> On Oct 3, 2017, at 10:03 PM, Chris Lattner <[email protected]> wrote:
>
>
>> On Oct 3, 2017, at 10:04 AM, Joe Groff <[email protected]> wrote:
>>
>>> On Oct 2, 2017, at 10:58 PM, Chris Lattner via swift-evolution
>>> <[email protected]> wrote:
>>>
>>> The major question I have is “why yet another attribute”. The thread about
>>> exhaustive/extensible enums is similarly proposing introducing another
>>> one-off way to be enums fragile, and this is directly related just for
>>> function-like things.
>>>
>>> I’d love to see rationale in the proposal for why you’re not taking this in
>>> one of these directions:
>>>
>>> 1) Why not another level of access control? There is a reasonable argument
>>> that what you’re doing is making something “more public than public” or
>>> that you’re making the “body also public”. I’m not strongly in favor of
>>> this design approach, but if you agree, the doc should explain why you’re
>>> not in favor of it.
>>>
>>> 2) Why can’t we have a single Swift-wide concept that unifies all of the
>>> resilience ideas under a single umbrella like “fragile” - which indicates
>>> that the body of a declaration is knowable to clients? There is a very
>>> reasonable holistic design where “fragile public func” makes its body
>>> inlinable, and “fragile enum” similarly makes the cases knowable to the
>>> client (thus making exhaustive switching a possibility). I am strongly in
>>> favor of this approach.
>>
>> I'm of two minds on this. So far, it has seemingly been the case that, for
>> every kind of declaration, there's been exactly one resilience-related
>> attribute, and with blurry enough vision you could say they're all really
>> doing the same thing, "expose this declaration body directly to clients",
>> which only makes sense as a concept for public API. If these properties
>> hold, then sure, it might make sense to consider these all as one
>> "extra-public" concept. On the other hand, we don't know yet whether these
>> properties will hold in the long term as we're actively designing the
>> facilities we need for ABI stability and resilience. From an incremental,
>> iterative design perspective, I think it's wiser to keep them all separate
>> attributes, even if it's a bit messy in the short term. Once the design
>> stabilizes, we can look at whether it makes sense to fold related concepts
>> together. It's easier to fold different things together after the fact then
>> to try to separate things after they've been mixed together.
>
> As I said above, I pretty strongly disagree with this approach. It
> encourages a “one attribute/declmodifier/keyword per decl kind” approach,
> which is user hostile. It doesn’t make sense for “exhaustive" to apply to
> enums, "@inlinable” to apply to function-like things, something else to apply
> to structs, something else to apply to classes, etc.

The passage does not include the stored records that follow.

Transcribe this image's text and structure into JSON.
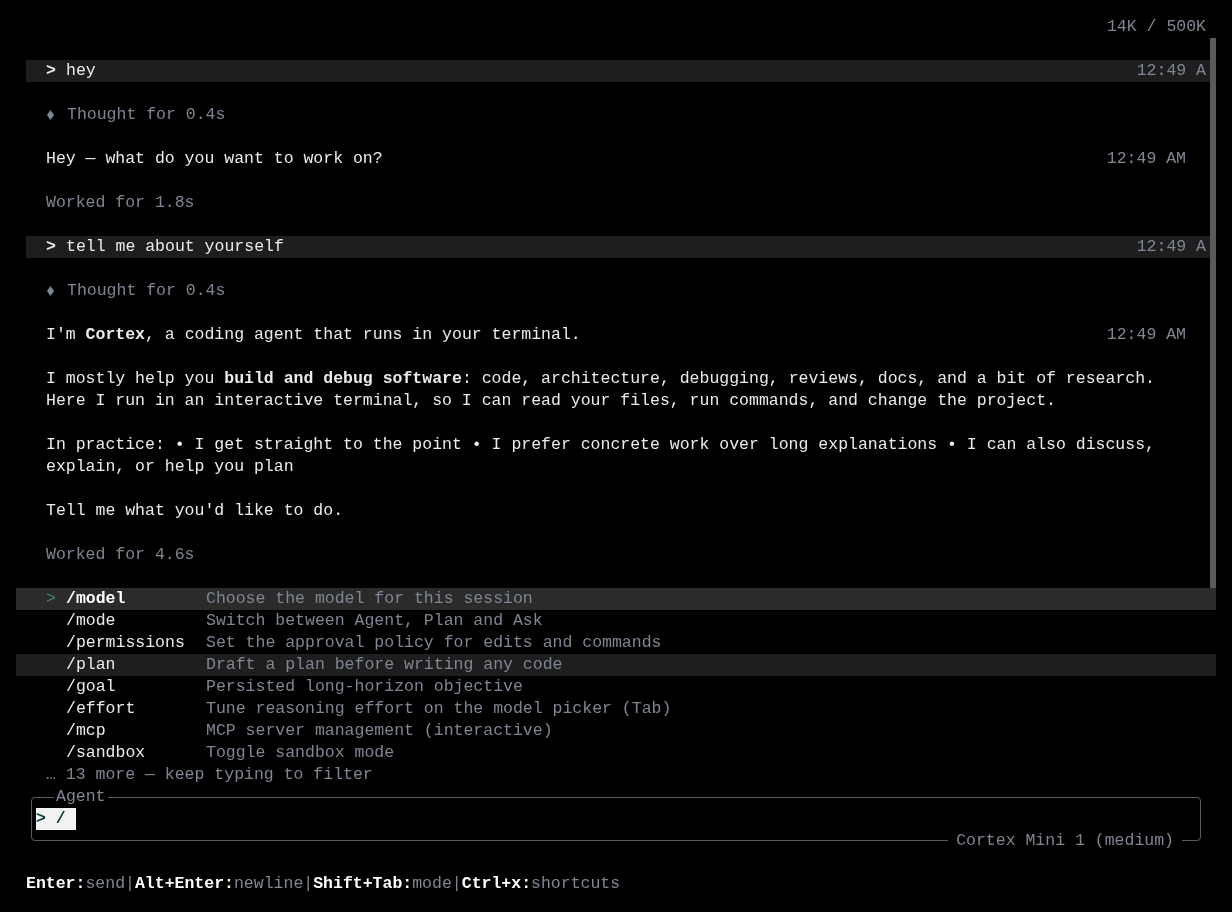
{
  "token_usage": "14K / 500K",
  "messages": [
    {
      "kind": "user",
      "prompt": ">",
      "text": "hey",
      "time": "12:49 A"
    },
    {
      "kind": "thought",
      "text": "Thought for 0.4s"
    },
    {
      "kind": "assistant",
      "paragraphs": [
        "Hey — what do you want to work on?"
      ],
      "time": "12:49 AM"
    },
    {
      "kind": "worked",
      "text": "Worked for 1.8s"
    },
    {
      "kind": "user",
      "prompt": ">",
      "text": "tell me about yourself",
      "time": "12:49 A"
    },
    {
      "kind": "thought",
      "text": "Thought for 0.4s"
    },
    {
      "kind": "assistant",
      "paragraphs": [
        "I'm **Cortex**, a coding agent that runs in your terminal.",
        "I mostly help you **build and debug software**: code, architecture, debugging, reviews, docs, and a bit of research. Here I run in an interactive terminal, so I can read your files, run commands, and change the project.",
        "In practice: • I get straight to the point • I prefer concrete work over long explanations • I can also discuss, explain, or help you plan",
        "Tell me what you'd like to do."
      ],
      "time": "12:49 AM"
    },
    {
      "kind": "worked",
      "text": "Worked for 4.6s"
    }
  ],
  "command_menu": {
    "marker": ">",
    "items": [
      {
        "command": "/model",
        "description": "Choose the model for this session",
        "selected": true,
        "hovered": false
      },
      {
        "command": "/mode",
        "description": "Switch between Agent, Plan and Ask",
        "selected": false,
        "hovered": false
      },
      {
        "command": "/permissions",
        "description": "Set the approval policy for edits and commands",
        "selected": false,
        "hovered": false
      },
      {
        "command": "/plan",
        "description": "Draft a plan before writing any code",
        "selected": false,
        "hovered": true
      },
      {
        "command": "/goal",
        "description": "Persisted long-horizon objective",
        "selected": false,
        "hovered": false
      },
      {
        "command": "/effort",
        "description": "Tune reasoning effort on the model picker (Tab)",
        "selected": false,
        "hovered": false
      },
      {
        "command": "/mcp",
        "description": "MCP server management (interactive)",
        "selected": false,
        "hovered": false
      },
      {
        "command": "/sandbox",
        "description": "Toggle sandbox mode",
        "selected": false,
        "hovered": false
      }
    ],
    "more": "… 13 more — keep typing to filter"
  },
  "input": {
    "mode": "Agent",
    "prompt": ">",
    "value": "/",
    "model": "Cortex Mini 1 (medium)"
  },
  "shortcuts": [
    {
      "key": "Enter:",
      "action": "send",
      "separator": "|"
    },
    {
      "key": "Alt+Enter:",
      "action": "newline",
      "separator": "|"
    },
    {
      "key": "Shift+Tab:",
      "action": "mode",
      "separator": "|"
    },
    {
      "key": "Ctrl+x:",
      "action": "shortcuts"
    }
  ]
}
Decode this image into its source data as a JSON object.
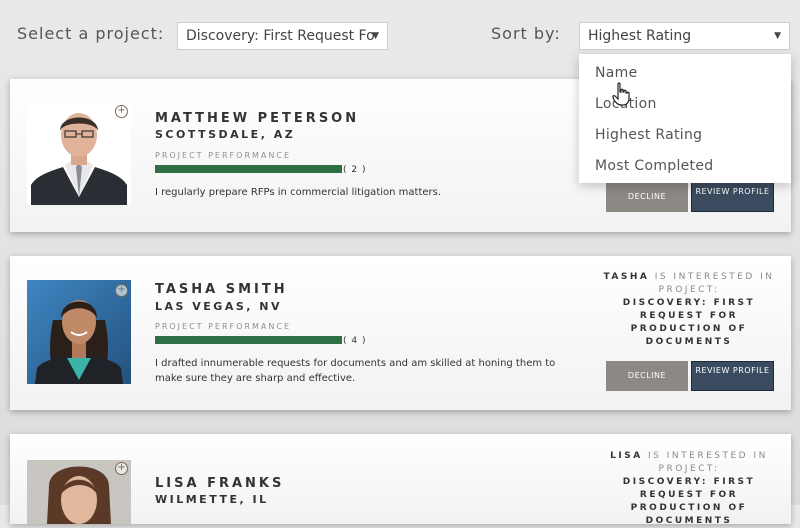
{
  "toolbar": {
    "project_label": "Select a project:",
    "project_value": "Discovery: First Request Fo",
    "sort_label": "Sort by:",
    "sort_value": "Highest Rating"
  },
  "sort_options": [
    "Name",
    "Location",
    "Highest Rating",
    "Most Completed"
  ],
  "attorneys": [
    {
      "name": "MATTHEW PETERSON",
      "location": "SCOTTSDALE, AZ",
      "performance_label": "PROJECT PERFORMANCE",
      "count": "( 2 )",
      "description": "I regularly prepare RFPs in commercial litigation matters.",
      "decline": "DECLINE",
      "review": "REVIEW PROFILE"
    },
    {
      "name": "TASHA SMITH",
      "location": "LAS VEGAS, NV",
      "performance_label": "PROJECT PERFORMANCE",
      "count": "( 4 )",
      "description": "I drafted innumerable requests for documents and am skilled at honing them to make sure they are sharp and effective.",
      "interest_name": "TASHA",
      "interest_text": " IS INTERESTED IN PROJECT:",
      "interest_project": "DISCOVERY: FIRST REQUEST FOR PRODUCTION OF DOCUMENTS",
      "decline": "DECLINE",
      "review": "REVIEW PROFILE"
    },
    {
      "name": "LISA FRANKS",
      "location": "WILMETTE, IL",
      "interest_name": "LISA",
      "interest_text": " IS INTERESTED IN PROJECT:",
      "interest_project": "DISCOVERY: FIRST REQUEST FOR PRODUCTION OF DOCUMENTS"
    }
  ],
  "colors": {
    "performance_bar": "#2f6f46",
    "decline_button": "#8c8985",
    "review_button": "#3b4b60"
  }
}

Premature abstraction is user-hostile too. These things all have subtly
different impacts on language semantics, some of which we're still discovering
as we develop their designs.
-Joe
>
> I’d rather that we define one “thing” which can be parameterized. I’d
> propose that that be named “fragile” because it appropriately carries
> negative connotations. If some declaration has multiple levels of fragility
> that we want to support, we can allow it to be parameterized, e.g.:
>
> /// C style fragility, all things about the decl are fragile.
> fragile struct Foo { … }
>
> /// Just layout is fragile, but not other things (whatever they would be?)
> fragile(layout) struct Foo { … }
>
> I pretty strongly believe that we should start with the default of having a
> unifying principle that ties together all resilience concerns under a single
> umbrella, and fission those concerns when we’re faced with something that
> forces it. Starting with them split and hoping that we’ll come around to
> merging them someday is the wrong side of optimism IMO.
>
> We’ve been talking about this approach for years, which is why I’m somewhat
> surprised to see the new direction these things are taking.